1. Menos é mais. Reduzir o número de disciplinas, de horas de aulas e de professores por turma é fundamental. Somos o único país do mundo em que crianças de 10 ou 11 anos têm 12 ou 13 disciplinas, cada uma com um diferente docente. Por conseguinte, estes ensinam mais de cem alunos, em cada ano. E os alunos passam os dias a mudar de disciplina e de professor. Apesar do nome, as áreas curriculares não disciplinares foram absorvidas pelo modelo disciplinar, perdendo grande parte do seu potencial pedagógico. Duas medidas poderiam resolver esta situação: a fusão das disciplinas em áreas disciplinares mais abrangentes; a conversão de algumas das disciplinas em espaços-tempos mais dinâmicos, flexíveis e informais. Funciona em muitos países.

2. O trabalho dos alunos como epicentro. As aulas devem ser centradas no trabalho dos alunos, não na exposição dos professores. Dois inquéritos nacionais que lançámos recentemente a professores mostram que o modelo tradicional expositivo e baseado no manual ainda prevalece e, aliás, não tem sido atenuado pelos docentes mais jovens ou em contextos sociais mais desfavorecidos. Há uma ilusão de que assim é que o professor “dá” a matéria, se o aluno não aprende é problema dele (e da sua família). É falso, os alunos só aprendem quando trabalham, aplicando o conhecimento para resolver problemas reais. Esta mudança de paradigma – uma escola centrada no trabalho dos alunos e não dos professores – implica também uma mudança nos dispositivos de avaliação, ainda presos à lógica tradicional quantitativa: resultados dos testes + atitudes e valores (leia-se, disciplina). As experiências recentes de produção (e avaliação) de portefólios, por exemplo, mostram excelentes resultados.

3. A diversidade como força. Os professores têm que conhecer melhor os indivíduos e as comunidades com quem trabalham, trazê-los para a sala de aula, valorizar a diversidade que existe e desenvolvê-la, mobilizar o trabalho escolar para resolver problemas reais do tecido local, ir ao encontro das necessidades, vocações e aspirações dos seus alunos e famílias.

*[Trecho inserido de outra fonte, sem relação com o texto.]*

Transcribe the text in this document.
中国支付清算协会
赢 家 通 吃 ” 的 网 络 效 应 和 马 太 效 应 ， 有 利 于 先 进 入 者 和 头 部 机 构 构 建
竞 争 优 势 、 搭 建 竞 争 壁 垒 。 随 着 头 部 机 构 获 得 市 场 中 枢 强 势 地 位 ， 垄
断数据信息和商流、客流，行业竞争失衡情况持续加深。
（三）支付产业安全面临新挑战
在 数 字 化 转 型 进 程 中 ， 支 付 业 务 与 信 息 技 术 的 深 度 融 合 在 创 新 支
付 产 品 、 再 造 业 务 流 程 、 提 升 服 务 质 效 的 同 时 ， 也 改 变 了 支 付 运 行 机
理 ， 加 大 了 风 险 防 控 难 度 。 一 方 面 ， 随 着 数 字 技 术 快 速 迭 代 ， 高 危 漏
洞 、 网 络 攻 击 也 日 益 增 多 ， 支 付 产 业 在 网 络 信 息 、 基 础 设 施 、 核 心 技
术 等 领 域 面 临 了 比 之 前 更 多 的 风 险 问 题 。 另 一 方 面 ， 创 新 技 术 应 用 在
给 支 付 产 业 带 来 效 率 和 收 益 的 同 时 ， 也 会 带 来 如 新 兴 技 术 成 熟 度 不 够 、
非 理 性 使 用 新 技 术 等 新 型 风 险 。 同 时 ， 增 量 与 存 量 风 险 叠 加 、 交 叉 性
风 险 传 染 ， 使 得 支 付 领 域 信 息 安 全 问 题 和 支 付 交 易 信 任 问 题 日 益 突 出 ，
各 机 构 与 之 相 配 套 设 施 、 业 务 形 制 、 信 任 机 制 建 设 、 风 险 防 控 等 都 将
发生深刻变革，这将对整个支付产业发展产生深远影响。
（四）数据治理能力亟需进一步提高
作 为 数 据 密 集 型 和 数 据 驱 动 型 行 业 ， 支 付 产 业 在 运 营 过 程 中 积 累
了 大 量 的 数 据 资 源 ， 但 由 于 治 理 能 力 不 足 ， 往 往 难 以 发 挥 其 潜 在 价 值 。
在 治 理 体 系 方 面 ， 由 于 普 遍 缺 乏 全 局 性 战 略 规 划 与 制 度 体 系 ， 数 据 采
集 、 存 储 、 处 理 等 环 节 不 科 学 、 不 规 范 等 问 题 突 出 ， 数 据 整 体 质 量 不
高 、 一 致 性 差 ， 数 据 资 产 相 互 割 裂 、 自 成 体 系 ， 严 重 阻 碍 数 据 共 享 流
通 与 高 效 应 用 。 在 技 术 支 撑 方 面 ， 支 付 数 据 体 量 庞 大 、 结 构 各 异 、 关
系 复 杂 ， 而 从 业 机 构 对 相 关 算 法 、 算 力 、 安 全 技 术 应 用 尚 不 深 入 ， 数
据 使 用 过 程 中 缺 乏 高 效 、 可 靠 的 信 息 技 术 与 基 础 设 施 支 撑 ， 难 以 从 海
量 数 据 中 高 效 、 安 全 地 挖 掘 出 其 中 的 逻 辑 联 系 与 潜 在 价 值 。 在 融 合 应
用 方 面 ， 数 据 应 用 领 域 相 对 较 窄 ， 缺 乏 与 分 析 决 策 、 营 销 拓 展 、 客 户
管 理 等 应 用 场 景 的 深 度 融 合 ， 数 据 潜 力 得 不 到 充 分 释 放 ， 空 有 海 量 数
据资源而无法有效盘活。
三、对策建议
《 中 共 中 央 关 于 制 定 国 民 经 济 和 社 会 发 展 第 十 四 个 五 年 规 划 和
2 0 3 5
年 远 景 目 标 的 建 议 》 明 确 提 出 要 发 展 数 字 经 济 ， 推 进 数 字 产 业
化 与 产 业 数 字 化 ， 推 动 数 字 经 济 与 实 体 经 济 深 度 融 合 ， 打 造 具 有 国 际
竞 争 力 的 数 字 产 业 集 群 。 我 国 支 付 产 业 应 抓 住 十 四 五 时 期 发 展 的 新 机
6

Envolver a comunidade não é convocá-la para reuniões em que só os professores têm a palavra, isso é prepetuar a distância. Promover a participação dos alunos não é pedir-lhes que respondam a perguntas em que a resposta correcta já está pré-estabelecida. Nos contextos desfavorecidos, o conceito de sucesso escolar tem sido a capacidade de anular os traços locais e de reproduzir um saber abstracto, sem utilidade no meio local. Assim, o sucesso é mais difícil. A escola pode servir para que agricultura se torne mais produtiva e menos pesada, a indústria seja mais eficiente e segura, as empresas sejam mais inovadoras e solidárias, os bairros sejam mais coesos e participativos. Afinal, a escola não serve apenas para formar professores, médicos e engenheiros.

Não são objetivos utópicos. Na verdade, já funcionam em algumas das escolas do país com melhores resultados, em termos de eficácia e equidade. Só é preciso que aprendamos com elas.